Shiroi Tsubasa escrita por Shiroyuki


Capítulo 22
Capítulo XXII




Este capítulo também está disponível no +Fiction: plusfiction.com/book/136935/chapter/22

A lua não havia aparecido àquela noite, encoberta por espessas nuvens que cobriam o céu com uniformidade, impedindo a aparição das centenas de estrelas que com certeza poderiam despontar brilhantemente naquele lugar, afastado das ofuscantes luzes de neon de Tokio. Iluminada pela parca luz azul, uma figura se encolhia, na varanda de um dos quartos do Hotel Homura, quase imperceptível no canto da porta que dava acesso para o lado de fora.

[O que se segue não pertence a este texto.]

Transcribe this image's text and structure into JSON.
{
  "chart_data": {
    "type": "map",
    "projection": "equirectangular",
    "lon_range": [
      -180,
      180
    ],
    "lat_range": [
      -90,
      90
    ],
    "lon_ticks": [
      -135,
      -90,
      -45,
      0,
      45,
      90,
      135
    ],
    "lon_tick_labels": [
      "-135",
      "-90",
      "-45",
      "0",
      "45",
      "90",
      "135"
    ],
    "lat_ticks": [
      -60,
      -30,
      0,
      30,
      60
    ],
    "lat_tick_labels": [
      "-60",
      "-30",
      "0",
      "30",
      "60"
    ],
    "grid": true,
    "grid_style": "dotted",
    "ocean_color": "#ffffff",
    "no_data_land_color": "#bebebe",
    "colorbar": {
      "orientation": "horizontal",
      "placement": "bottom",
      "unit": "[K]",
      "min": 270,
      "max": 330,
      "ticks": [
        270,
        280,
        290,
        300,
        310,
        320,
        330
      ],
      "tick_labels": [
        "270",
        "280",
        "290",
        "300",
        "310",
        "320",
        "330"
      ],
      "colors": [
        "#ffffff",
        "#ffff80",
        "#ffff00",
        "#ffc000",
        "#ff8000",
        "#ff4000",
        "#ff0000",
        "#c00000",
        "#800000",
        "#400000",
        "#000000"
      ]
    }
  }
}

— Rima-chan... você não quer tomar um banho? – Nadeshiko indagou com voz suave, aproximando-se da pequena bolinha que era a garota naquele momento. Rima tinha razão quanto ao comentário que fizera ao chegar naquele lugar. Ela realmente combinava com aquela atmosfera, de diversas formas. Agora, usando a yukata azul marinho de hóspede, que caia perfeitamente em seu corpo magro, sem deixar evidenciar nenhuma curva inexistente, ela parecia ainda mais perfeita, quase irreal. Era difícil, vendo-a refletindo a noite, com aquelas feições serenas e livres de qualquer alteração, supor de que na verdade, tratava-se de um garoto por trás daquele sorriso e daquelas vestes. Ainda assim, a loira conseguia ouvir, ao fundo daquela voz calma e feminina, a nota de preocupação do garoto que amava, e seu coração se agitou com isso, apenas para doer ainda mais depois, em face da realidade dos fatos.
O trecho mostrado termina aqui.